Rien n’empêche de confronter ces lectures et les mots qu’on y glane à des ouvrages plus accessibles, mais aussi souvent très complets, quoique parfois négligés parce qu’ils sont supposés s’adresser à un public plus jeune. Il en est ainsi par exemple des deux tomes de « Mythologies » publiés par un groupe d’auteurs chez Actes Sud Junior (« Les Naissances du Monde », composées de mythologies précemment publiées chez Actes Sud Junior), et de « Mythologies » (Encyclopédie Junior, Fleurus Editions, 2004) qui permettent de mettre en perspective les mythes et leurs mots.

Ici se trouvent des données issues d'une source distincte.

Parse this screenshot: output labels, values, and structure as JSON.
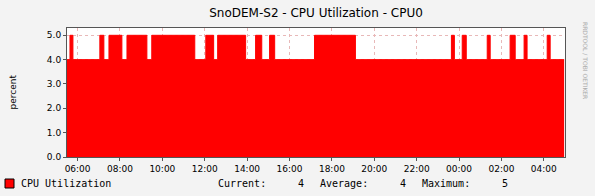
{
  "chart_data": {
    "type": "area",
    "title": "SnoDEM-S2 - CPU Utilization - CPU0",
    "y_label": "percent",
    "x": [
      5.5,
      5.64,
      5.78,
      7.05,
      7.24,
      7.48,
      8.09,
      8.33,
      9.27,
      9.5,
      11.53,
      12.05,
      12.42,
      12.61,
      13.93,
      14.4,
      14.69,
      15.06,
      15.3,
      17.18,
      19.11,
      23.64,
      23.78,
      24.15,
      24.34,
      25.33,
      25.47,
      26.41,
      26.65,
      27.07,
      27.21,
      28.16,
      28.3,
      28.96
    ],
    "series": [
      {
        "name": "CPU Utilization",
        "color": "#ff0000",
        "line_style": "step",
        "values": [
          4,
          5,
          4,
          5,
          4,
          5,
          4,
          5,
          4,
          5,
          4,
          5,
          4,
          5,
          4,
          5,
          4,
          5,
          4,
          5,
          4,
          5,
          4,
          5,
          4,
          5,
          4,
          5,
          4,
          5,
          4,
          5,
          4,
          4
        ]
      }
    ],
    "xlim": [
      5.5,
      29
    ],
    "xticks": [
      {
        "value": 6,
        "label": "06:00"
      },
      {
        "value": 8,
        "label": "08:00"
      },
      {
        "value": 10,
        "label": "10:00"
      },
      {
        "value": 12,
        "label": "12:00"
      },
      {
        "value": 14,
        "label": "14:00"
      },
      {
        "value": 16,
        "label": "16:00"
      },
      {
        "value": 18,
        "label": "18:00"
      },
      {
        "value": 20,
        "label": "20:00"
      },
      {
        "value": 22,
        "label": "22:00"
      },
      {
        "value": 24,
        "label": "00:00"
      },
      {
        "value": 26,
        "label": "02:00"
      },
      {
        "value": 28,
        "label": "04:00"
      }
    ],
    "ylim": [
      0,
      5.3
    ],
    "yticks": [
      {
        "value": 0,
        "label": "0.0"
      },
      {
        "value": 1,
        "label": "1.0"
      },
      {
        "value": 2,
        "label": "2.0"
      },
      {
        "value": 3,
        "label": "3.0"
      },
      {
        "value": 4,
        "label": "4.0"
      },
      {
        "value": 5,
        "label": "5.0"
      }
    ],
    "grid": true,
    "legend": "bottom",
    "legend_stats": [
      {
        "label": "Current:",
        "value": 4
      },
      {
        "label": "Average:",
        "value": 4
      },
      {
        "label": "Maximum:",
        "value": 5
      }
    ],
    "watermark": "RRDTOOL / TOBI OETIKER"
  }
}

Rien n’empêche non plus de parcourir quand la nécessité l’impose, le « Dictionnaire des symboles » de Jean Chevalier et Alain Gheerbrant (Editions Robert Laffont et Editions Jupiter, 1969), pour se procurer un autre lumineux éclairage sur les mythes, coutumes, et figures.
Rien n’empèche enfin de questionner Wikipedia qui pose des définitions pour comprendre mythes et mots ; à la reserve prés que le jeu consiste à savoir poser la « Question », pour ne pas s’égarer et s’assurer de la recherche de la bonne définition. L’art en l’espèce consiste à questionner une source d’informations exceptionnelle, non à glaner des réponses.

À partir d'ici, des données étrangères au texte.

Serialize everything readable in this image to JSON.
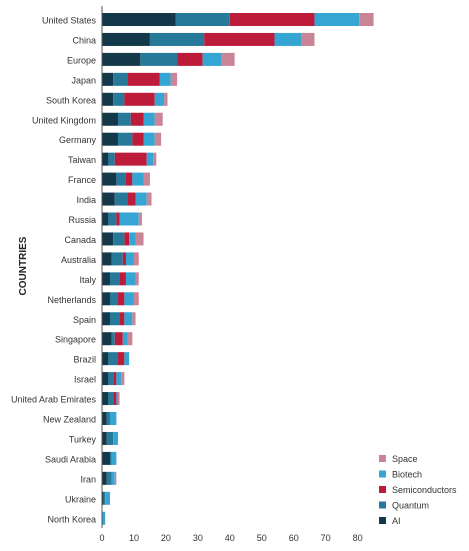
{
  "chart_data": {
    "type": "bar",
    "orientation": "horizontal",
    "stacked": true,
    "ylabel": "COUNTRIES",
    "xlabel": "",
    "xlim": [
      0,
      85
    ],
    "xticks": [
      0,
      10,
      20,
      30,
      40,
      50,
      60,
      70,
      80
    ],
    "grid": false,
    "legend_position": "bottom-right",
    "categories": [
      "United States",
      "China",
      "Europe",
      "Japan",
      "South Korea",
      "United Kingdom",
      "Germany",
      "Taiwan",
      "France",
      "India",
      "Russia",
      "Canada",
      "Australia",
      "Italy",
      "Netherlands",
      "Spain",
      "Singapore",
      "Brazil",
      "Israel",
      "United Arab Emirates",
      "New Zealand",
      "Turkey",
      "Saudi Arabia",
      "Iran",
      "Ukraine",
      "North Korea"
    ],
    "series": [
      {
        "name": "AI",
        "color": "#13384a",
        "values": [
          23,
          15,
          12,
          3.5,
          3.5,
          5,
          5,
          2,
          4.5,
          4,
          2,
          3.5,
          3,
          2.5,
          2.5,
          2.5,
          3,
          2,
          2,
          2,
          1.5,
          1.5,
          2.5,
          1.5,
          0.5,
          0
        ]
      },
      {
        "name": "Quantum",
        "color": "#27799a",
        "values": [
          17,
          17,
          11.5,
          4.5,
          3.5,
          4,
          4.5,
          2,
          3,
          4,
          2.5,
          3.5,
          3.5,
          3,
          2.5,
          3,
          1,
          3,
          1.5,
          1.5,
          1,
          2,
          0.5,
          1.5,
          0.5,
          0
        ]
      },
      {
        "name": "Semiconductors",
        "color": "#bd1b3a",
        "values": [
          26.5,
          22,
          8,
          10,
          9.5,
          4,
          3.5,
          10,
          2,
          2.5,
          1,
          1.5,
          1,
          2,
          2,
          1.5,
          2.5,
          2,
          1,
          1,
          0,
          0,
          0,
          0,
          0,
          0
        ]
      },
      {
        "name": "Biotech",
        "color": "#35a6d4",
        "values": [
          14,
          8.5,
          6,
          3.5,
          3,
          3.5,
          3.5,
          2,
          3.5,
          3.5,
          6,
          2,
          2.5,
          3,
          3,
          2.5,
          1.5,
          1.5,
          1.5,
          0.5,
          2,
          1.5,
          1.5,
          1,
          1.5,
          1
        ]
      },
      {
        "name": "Space",
        "color": "#c98595",
        "values": [
          4.5,
          4,
          4,
          2,
          1,
          2.5,
          2,
          1,
          2,
          1.5,
          1,
          2.5,
          1.5,
          1,
          1.5,
          1,
          1.5,
          0,
          1,
          0.5,
          0,
          0,
          0,
          0.5,
          0,
          0
        ]
      }
    ],
    "legend": [
      "Space",
      "Biotech",
      "Semiconductors",
      "Quantum",
      "AI"
    ]
  }
}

Enfin, pour repérer plus précisément les sons et les lettres qui les dessinent, sans lesquels les mots sont peu compréhensibles, Patrice Serres a écrit un ouvrage érudit mais accessible, dans lequel il retrace l’histoire de ces sons, de ces lettres et de leurs dessins, mêlant les lettres hébraïques et les pictogrammes chinois. Il livre sa thèse sur le « Mystère de l’ordre alphabétique » (Presses du Chatelet, 2010), et donne ainsi des indices à celui ou celle qui souhaite mettre les récits mythologiques en perspective.

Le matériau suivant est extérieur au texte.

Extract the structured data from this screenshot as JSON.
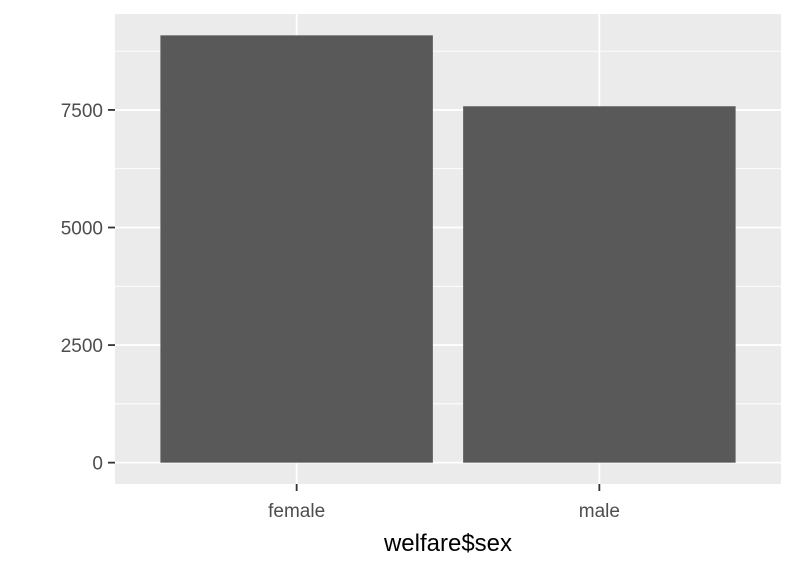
{
  "chart_data": {
    "type": "bar",
    "categories": [
      "female",
      "male"
    ],
    "values": [
      9086,
      7578
    ],
    "xlabel": "welfare$sex",
    "ylabel": "",
    "ylim": [
      -454,
      9540
    ],
    "yticks": [
      0,
      2500,
      5000,
      7500
    ],
    "ytick_labels": [
      "0",
      "2500",
      "5000",
      "7500"
    ],
    "grid": true,
    "colors": {
      "panel_background": "#ebebeb",
      "gridline": "#ffffff",
      "bar_fill": "#595959",
      "tick_label": "#4d4d4d",
      "tick_mark": "#333333",
      "axis_title": "#000000"
    }
  }
}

Son ouvrage permet de situer autrement les phonèmes et leur universalité : il constitue une piste de nature à permettre la critique de l’ordre alphabétique qui est familier aux occidentaux, et qui est pourtant inconnu d’une population aussi cultivée que la Chinoise.
Il éclaire aussi la manière dont consonnes et syllabes sont ordonnées ici, puisque leur présentation ne suit pas la séquence alphabétique méditerranéenne traditionnelle dont nous avons héritée des phéniciens et des grecs, mais en revanche s’articule en fonction d’une taxonomie en trois plans, qui serait un héritage de la mythologie: les consonnes ou syllabes qui renvoient à l’Origine cosmogonique de notre univers, celles qui renvoient au processus de la manifestation – l’apparition de la Nature -, et celles enfin qui se rapportent à la Matérialité de notre monde Manifesté.

A vous de jouer. Avec plaisir, car il s’agit de réflexion (par définition personnelle) et de poésie, et chacun est libre de son interprétation. Rien n’est affirmé, ni posé de façon définitive. Il s’agit seulement d’une méthode originale et sans prétention de lecture des mythes et des mots afin de tenter de comprendre ce que « Parler veut dire » ; et d’une tentative de recherche de l’universalité de la Parole.

Date limite du jeu : 1984
Au delà, vient le temps du « Newspeak » de Big Brother qui conduit à la répression de la réflexion (« 1984 » Georges Orwell, Martin Secker & Warburg, 1950, Penguin Books, 1954).